Published September 30, 2022

THE legal firewalls erected between the PML-N’s Nawaz camp and the corridors of power now seem to be flickering out one by one.

Since Senator Ishaq Dar’s perpetual arrest warrants were suspended, he has returned home and is now heading the finance ministry despite spending five years absconding from the law.

Four years after they were convicted, the Islamabad High Court has given PML-N vice president Maryam Nawaz and her husband, Muhammad Safdar, a big reprieve. Setting aside a July 2018 accountability court ruling that had held Ms Nawaz guilty of concealing her father’s properties in the Avenfield Apartments reference, the IHC has now given her a clean chit and overturned the sentence.

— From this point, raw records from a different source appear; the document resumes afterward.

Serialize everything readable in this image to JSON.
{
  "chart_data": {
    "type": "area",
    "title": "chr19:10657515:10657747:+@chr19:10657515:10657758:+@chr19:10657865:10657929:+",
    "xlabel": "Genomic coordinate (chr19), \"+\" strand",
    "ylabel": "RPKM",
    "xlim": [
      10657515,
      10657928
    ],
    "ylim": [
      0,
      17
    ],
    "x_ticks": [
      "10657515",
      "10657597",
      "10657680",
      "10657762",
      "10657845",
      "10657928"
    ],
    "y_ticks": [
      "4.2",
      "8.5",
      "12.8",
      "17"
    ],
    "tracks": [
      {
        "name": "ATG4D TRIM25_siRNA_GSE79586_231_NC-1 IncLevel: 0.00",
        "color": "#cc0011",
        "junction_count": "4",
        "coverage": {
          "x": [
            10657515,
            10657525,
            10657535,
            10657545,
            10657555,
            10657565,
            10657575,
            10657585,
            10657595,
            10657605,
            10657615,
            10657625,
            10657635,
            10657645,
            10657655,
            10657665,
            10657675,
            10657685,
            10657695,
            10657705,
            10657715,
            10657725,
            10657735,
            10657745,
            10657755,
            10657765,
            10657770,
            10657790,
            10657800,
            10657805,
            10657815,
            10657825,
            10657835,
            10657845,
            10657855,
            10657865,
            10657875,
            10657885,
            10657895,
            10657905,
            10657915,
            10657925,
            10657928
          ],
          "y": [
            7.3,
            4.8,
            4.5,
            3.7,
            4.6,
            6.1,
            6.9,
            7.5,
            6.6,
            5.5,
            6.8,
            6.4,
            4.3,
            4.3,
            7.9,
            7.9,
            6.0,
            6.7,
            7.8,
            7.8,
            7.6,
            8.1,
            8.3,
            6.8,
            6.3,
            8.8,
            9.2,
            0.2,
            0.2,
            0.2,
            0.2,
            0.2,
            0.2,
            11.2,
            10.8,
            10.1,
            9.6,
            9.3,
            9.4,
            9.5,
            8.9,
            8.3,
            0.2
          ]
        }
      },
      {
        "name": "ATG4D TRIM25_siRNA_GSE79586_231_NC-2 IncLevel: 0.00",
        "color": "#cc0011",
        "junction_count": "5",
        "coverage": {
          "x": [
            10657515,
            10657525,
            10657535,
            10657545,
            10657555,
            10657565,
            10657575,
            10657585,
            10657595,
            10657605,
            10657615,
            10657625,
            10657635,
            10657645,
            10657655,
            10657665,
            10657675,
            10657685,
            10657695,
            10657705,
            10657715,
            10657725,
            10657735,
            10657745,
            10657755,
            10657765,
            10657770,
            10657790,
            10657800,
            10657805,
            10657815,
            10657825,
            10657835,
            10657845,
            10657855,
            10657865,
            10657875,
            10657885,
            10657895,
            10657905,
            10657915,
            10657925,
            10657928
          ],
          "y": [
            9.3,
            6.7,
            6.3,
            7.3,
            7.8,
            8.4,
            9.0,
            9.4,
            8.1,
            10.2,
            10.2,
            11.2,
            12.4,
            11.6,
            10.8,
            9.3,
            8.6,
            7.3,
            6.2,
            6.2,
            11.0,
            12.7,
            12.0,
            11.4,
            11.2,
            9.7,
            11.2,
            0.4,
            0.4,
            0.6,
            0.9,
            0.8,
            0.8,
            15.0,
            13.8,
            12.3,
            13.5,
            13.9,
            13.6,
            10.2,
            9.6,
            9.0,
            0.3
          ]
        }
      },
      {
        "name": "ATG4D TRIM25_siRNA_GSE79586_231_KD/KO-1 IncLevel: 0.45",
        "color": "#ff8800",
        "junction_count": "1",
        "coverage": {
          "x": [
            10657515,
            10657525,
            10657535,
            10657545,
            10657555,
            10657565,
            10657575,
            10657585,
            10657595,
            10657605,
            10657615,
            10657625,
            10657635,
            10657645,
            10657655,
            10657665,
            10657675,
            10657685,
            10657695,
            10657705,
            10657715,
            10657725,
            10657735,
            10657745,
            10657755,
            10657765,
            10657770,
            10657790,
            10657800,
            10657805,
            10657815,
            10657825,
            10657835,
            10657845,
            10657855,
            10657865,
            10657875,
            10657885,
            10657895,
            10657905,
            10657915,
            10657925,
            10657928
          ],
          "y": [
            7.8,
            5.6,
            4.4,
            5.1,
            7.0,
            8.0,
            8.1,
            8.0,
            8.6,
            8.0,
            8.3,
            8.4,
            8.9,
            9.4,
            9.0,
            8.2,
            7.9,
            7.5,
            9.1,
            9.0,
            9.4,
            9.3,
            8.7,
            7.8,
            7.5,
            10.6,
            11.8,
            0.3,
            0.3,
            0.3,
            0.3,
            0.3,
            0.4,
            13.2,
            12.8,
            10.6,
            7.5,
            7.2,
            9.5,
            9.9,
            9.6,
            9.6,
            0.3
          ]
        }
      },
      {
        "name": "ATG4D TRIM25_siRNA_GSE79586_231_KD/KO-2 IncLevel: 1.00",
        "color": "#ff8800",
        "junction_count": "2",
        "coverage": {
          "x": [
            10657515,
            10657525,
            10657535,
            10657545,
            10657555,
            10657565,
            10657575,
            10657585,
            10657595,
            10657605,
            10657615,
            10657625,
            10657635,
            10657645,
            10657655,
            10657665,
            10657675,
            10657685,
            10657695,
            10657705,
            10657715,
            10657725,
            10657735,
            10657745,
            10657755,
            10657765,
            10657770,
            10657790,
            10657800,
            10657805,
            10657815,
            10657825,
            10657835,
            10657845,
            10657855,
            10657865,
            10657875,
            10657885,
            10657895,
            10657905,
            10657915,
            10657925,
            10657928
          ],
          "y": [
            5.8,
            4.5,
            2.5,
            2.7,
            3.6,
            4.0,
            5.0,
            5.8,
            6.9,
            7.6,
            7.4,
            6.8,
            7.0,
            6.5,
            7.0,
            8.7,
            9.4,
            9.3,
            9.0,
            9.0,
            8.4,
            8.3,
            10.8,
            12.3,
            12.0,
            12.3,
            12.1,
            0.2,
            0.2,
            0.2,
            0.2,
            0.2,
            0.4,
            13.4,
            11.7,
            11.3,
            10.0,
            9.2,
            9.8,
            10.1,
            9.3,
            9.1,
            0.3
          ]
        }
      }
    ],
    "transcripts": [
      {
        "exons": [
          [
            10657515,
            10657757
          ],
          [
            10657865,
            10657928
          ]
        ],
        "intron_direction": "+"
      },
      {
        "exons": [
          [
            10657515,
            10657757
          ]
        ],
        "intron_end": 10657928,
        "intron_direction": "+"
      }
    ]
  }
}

There is now little stopping Ms Nawaz from contesting elections and becoming a formal member of the legislature.

Whether or not the ‘relief’ granted to Ms Nawaz and Mr Dar has legal merit is not the question at the moment. It is the integrity of our legal and accountability systems that stand thoroughly discredited.

There are but two ways of looking at these developments: either the cases never had enough in them for Ms Nawaz and Mr Dar to have faced the tribulations they did, or they are being dropped now as the times have changed, along with the preferences of powerful quarters. In either case, the law will not be able to easily shake off the pointing fingers of the public.

Read: The sun shines upon the House of Sharif

“Maryam’s acquittal in the Avenfield reference is a slap in the face of the so-called accountability system that was employed to target the Sharif family,” Prime Minister Shehbaz Sharif has said. What of the judicial system that was supposed to keep a check on the accountability system by evaluating the evidence in each case in an impartial, unbiased manner? How does the acquittal reflect on the fact that the accountability court judgements were never impeached till now?

It also does not help that the acquittal has come at the height of a populist movement against the government by a resurgent Imran Khan. He has, for months, been accusing the PDM of staying in power just to shut down the cases pending against its leaders. Since his ouster, Mr Khan has talked about certain quarters keeping a ‘hand on the pedal’ of the accountability process — applying pressure and taking it off when they wished.

Mr Dar’s return and Ms Nawaz’s acquittal have given him ammunition for his narrative. Will he once again turn his guns on the establishment? Does he also expect the political cases against him to disappear? It remains to be seen.

The one lesson that should be learnt from the past few years is that Pakistan desperately needs a complete overhaul of its anti-corruption regime. Accountability cannot continue to be treated like a revolving door in which politicians can be shoved in or pulled out on a whim.